Ebenso eindrucksvoll und inhaltlich dicht war der Montagnachmittag mit praktischen Ansätzen zur Spiritualität. In festen Kleingruppen von 5-6 Teilnehmern durchlief Jede/r vier Angebote mit einer Dauer von etwa 20 Minuten: Meditation (m)eines Lebenslabyrinths - Psalmen lesen und hören in ungewohnter Weise - Beten in vielfältiger Gestalt - Singend beten. In der Auswertung war man sich einig, dass Elemente dieser Angebote zum regelmäßigen Bestandteil von Konventstreffen werden sollten.

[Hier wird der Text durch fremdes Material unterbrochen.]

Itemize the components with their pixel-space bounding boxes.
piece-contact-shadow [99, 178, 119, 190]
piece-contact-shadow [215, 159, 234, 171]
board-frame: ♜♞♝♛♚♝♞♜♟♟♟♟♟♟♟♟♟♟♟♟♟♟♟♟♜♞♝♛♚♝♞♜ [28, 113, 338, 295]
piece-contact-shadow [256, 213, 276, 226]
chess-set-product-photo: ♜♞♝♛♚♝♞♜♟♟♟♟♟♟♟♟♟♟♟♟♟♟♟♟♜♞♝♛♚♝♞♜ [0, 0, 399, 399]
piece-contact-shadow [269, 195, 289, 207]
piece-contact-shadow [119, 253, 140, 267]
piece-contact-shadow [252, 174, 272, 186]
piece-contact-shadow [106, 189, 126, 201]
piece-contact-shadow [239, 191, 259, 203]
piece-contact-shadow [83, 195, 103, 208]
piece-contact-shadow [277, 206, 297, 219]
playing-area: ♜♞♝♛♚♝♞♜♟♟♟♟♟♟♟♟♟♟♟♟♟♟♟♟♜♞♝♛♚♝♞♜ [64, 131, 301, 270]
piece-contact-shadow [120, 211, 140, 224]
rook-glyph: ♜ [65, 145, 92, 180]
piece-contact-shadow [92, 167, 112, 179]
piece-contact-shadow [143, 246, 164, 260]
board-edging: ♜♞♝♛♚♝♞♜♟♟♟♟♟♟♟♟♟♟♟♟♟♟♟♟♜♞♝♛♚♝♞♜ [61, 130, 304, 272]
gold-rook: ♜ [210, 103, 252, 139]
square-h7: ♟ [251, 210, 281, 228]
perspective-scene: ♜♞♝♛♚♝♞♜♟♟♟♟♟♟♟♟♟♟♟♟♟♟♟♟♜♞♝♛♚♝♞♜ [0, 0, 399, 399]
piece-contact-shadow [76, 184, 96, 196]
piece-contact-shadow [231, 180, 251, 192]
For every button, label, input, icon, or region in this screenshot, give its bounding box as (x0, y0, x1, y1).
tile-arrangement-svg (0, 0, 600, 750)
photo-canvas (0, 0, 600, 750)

Arbeitsatmosphäre war angesagt am Montag und Dienstag Vormittag. Es wurde informiert und diskutiert. Ging es am Montag um die Zukunft unserer Schwestern- und Brüderschaft in 6 thematischen Verdichtungen der „AG Perspektiven“, so stand am Dienstag die Zukunft der Evangelischen Kirche in Deutschland mit ihren visionären „12 Leuchtfeuern“ auf dem Prüfstand. Beide Themen bedürfen der Weiterarbeit, u.a. auch auf dem kommenden Schwestern- und Brüdertag.

Auch das kulturelle Freizeitprogramm kam in einer Tourismushochburg wie Rothenburg ob der Tauber nicht zu kurz. Spektakulär der nächtliche Spaziergang durch finstere Gassen mit dem Nachtwächter von Rothenburg, informativ und launig präsentiert die Stadtführung mit Gästeführer Martin Kamphans am folgenden Tag mit Besichtigung des Riemenschneideraltars und des HeiligBlut-Altars von Herlin in der evangelischen St. Jakobskirche. Für manche anschlie-ßend ein Muss waren das Weihnachtsdorf von Käthe Wohlfahrt, der Besuch eines Altstadtcafés oder der Herbstmarkt vor den Toren der Stadt.

Schmalzbrote und Wein bei Gesprächen rund um das Kaminfeuer, ein Gruss-video aus Brasilien sowie Dias aus aller Welt rundeten ein gelungenes Konventstreffen im fürstlichen Ambiente des Tagungshauses „Wildbad“ ab.

Das jedenfalls meint stellvertretend für Alle Eckhard Vörding.